Official figures showed the Kingdom’s per capita income, which is calculated by dividing the gross domestic product by the population, swelled to a record SR55,216 (Dh54,375) in 2006 after the GDP surged by nearly 10.5 per cent and the population grew by only 2.5 per cent.
The surge in the GDP in 2006 was mainly due to a sharp rise in the country’s income that hit a record $165 billion (Dh605bn) after oil prices soared to more than $60 a barrel from around $52 in 2005, showed the figures by the Saudi Arabia Monetary Agency (Central Bank).
Experts expect the Kingdom’s per capita income in 2007 to exceed the 2006 level as the economy was projected to growth at least seven per cent while the population was to maintain its 2.5 per cent growth rate.
“The per capita income in Saudi Arabia is expected to be at its highest level in current prices in 2007,” said Ihsan Bu Hulaiga, a Saudi economist. “This is because the economy is growing much faster than the population and due to a sharp rise in oil prices and public and private investments.”
Independent figures showed high oil prices in 2007 were expected to boost Saudi Arabia’s revenues to a record $176bn and they would continue their climb to nearly $190bn in 2008.

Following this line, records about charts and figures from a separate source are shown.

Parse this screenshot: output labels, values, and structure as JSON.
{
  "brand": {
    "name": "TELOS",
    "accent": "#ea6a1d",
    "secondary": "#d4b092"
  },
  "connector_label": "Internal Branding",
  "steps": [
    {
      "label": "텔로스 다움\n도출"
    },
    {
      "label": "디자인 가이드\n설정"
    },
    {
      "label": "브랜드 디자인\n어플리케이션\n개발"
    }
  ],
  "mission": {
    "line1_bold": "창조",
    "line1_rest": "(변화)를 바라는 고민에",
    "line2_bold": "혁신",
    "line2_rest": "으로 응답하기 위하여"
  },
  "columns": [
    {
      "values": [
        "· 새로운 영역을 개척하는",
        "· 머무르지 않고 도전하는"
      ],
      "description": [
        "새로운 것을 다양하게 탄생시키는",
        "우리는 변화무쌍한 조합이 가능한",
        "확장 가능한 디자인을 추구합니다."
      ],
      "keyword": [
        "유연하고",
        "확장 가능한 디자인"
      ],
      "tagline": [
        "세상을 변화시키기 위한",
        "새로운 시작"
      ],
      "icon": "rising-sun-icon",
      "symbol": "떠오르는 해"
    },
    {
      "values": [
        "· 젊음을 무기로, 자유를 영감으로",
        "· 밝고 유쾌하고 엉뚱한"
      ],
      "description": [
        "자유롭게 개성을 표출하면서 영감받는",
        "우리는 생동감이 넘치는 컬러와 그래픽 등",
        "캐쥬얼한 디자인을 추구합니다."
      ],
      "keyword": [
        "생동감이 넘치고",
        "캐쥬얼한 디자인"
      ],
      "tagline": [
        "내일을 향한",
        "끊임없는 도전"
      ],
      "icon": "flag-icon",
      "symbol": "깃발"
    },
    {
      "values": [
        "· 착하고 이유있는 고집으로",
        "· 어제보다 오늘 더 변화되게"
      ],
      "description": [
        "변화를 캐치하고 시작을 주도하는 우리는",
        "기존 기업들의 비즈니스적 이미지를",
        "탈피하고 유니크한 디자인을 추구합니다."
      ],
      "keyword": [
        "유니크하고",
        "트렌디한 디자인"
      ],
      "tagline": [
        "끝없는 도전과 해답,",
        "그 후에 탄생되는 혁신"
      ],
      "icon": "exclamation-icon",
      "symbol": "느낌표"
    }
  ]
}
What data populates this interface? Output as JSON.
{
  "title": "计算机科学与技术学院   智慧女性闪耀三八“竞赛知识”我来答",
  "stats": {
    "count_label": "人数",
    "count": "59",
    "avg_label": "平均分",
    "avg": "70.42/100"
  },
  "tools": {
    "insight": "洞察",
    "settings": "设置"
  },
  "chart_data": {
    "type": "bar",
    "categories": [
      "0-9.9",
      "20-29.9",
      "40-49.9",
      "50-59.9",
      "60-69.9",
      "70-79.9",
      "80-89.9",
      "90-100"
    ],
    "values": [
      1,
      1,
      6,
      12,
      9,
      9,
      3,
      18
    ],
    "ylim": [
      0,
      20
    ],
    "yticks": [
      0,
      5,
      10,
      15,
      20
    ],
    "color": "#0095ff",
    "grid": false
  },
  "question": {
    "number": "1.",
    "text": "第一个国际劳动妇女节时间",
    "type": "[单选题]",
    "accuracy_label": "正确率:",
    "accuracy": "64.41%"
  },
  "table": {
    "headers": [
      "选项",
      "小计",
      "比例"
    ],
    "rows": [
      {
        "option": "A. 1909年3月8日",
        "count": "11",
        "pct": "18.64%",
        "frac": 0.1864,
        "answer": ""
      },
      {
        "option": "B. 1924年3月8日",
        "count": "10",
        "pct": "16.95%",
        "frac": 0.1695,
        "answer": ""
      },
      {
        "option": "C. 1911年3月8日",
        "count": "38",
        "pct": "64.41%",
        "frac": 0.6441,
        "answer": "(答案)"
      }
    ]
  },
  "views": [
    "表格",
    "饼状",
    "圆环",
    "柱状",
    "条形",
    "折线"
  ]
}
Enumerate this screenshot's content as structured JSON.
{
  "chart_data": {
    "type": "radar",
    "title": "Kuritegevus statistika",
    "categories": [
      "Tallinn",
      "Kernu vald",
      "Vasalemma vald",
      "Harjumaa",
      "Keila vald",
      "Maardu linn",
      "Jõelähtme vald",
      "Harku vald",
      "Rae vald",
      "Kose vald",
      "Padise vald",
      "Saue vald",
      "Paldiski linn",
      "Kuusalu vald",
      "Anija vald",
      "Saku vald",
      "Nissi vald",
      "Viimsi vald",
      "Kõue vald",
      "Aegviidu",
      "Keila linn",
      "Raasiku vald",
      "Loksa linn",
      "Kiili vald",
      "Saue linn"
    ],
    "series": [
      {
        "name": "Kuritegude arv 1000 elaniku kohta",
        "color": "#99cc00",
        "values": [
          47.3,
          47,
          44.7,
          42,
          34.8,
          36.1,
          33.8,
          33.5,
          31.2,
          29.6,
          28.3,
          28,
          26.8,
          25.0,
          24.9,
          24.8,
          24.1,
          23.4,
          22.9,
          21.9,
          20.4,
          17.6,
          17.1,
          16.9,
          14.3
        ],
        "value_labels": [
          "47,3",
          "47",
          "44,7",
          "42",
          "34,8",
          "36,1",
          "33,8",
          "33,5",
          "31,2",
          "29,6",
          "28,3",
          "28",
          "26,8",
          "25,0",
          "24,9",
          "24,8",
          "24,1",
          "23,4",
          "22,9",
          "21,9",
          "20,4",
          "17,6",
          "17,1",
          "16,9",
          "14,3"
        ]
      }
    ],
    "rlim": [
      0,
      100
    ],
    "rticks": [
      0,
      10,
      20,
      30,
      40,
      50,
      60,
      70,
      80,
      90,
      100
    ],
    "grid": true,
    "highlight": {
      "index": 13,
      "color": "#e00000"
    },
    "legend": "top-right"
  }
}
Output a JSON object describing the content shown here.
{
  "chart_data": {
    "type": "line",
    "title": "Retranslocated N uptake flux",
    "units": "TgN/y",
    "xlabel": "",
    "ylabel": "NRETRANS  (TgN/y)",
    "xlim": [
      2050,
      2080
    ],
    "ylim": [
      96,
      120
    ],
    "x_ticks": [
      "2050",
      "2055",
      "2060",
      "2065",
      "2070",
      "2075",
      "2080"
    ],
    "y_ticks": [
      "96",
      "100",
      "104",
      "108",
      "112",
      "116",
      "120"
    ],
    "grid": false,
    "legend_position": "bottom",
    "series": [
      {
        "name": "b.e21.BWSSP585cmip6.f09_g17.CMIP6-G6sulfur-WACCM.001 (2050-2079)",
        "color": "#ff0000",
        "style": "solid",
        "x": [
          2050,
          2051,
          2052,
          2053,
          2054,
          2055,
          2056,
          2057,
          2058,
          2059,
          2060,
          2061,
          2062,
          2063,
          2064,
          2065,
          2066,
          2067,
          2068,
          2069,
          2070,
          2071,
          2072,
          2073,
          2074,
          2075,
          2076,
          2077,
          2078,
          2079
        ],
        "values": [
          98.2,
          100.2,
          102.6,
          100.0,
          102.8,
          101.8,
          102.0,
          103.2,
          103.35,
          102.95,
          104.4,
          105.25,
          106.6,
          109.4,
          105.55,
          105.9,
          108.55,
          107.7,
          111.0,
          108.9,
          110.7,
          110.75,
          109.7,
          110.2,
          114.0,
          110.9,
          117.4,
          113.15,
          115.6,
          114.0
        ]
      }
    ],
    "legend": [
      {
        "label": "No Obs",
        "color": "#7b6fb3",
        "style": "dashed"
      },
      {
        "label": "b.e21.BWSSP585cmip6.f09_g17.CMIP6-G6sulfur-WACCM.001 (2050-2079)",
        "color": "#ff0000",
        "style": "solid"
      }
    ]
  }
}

The price surge and growth in non-oil sectors pushed up the country’s GDP by around 10.5 per cent to SR1.307 trillion (Dh1.28trn) in 2006 from nearly SR1.182trn (Dh1.156trn) in 2005, according to Sama.
Its figures showed the per capita income stood at SR51,169 (Dh50,060) in 2005 and the population at 23.11 million, which grew to about 23.68 million in 2006, an increase of 2.5 per cent.
The per capita income tumbled to as low as SR28,033 (Dh27,571) in 1998 after oil prices plunged to one of their lowest levels of nearly $10 a barrel and the Kingdom’s crude production was below six million barrels per day compared with nearly nine million bpd in 2006.
Despite the surge over the past two years, Saudi Arabia lagged far behind smaller Gulf countries given their lower population ratios.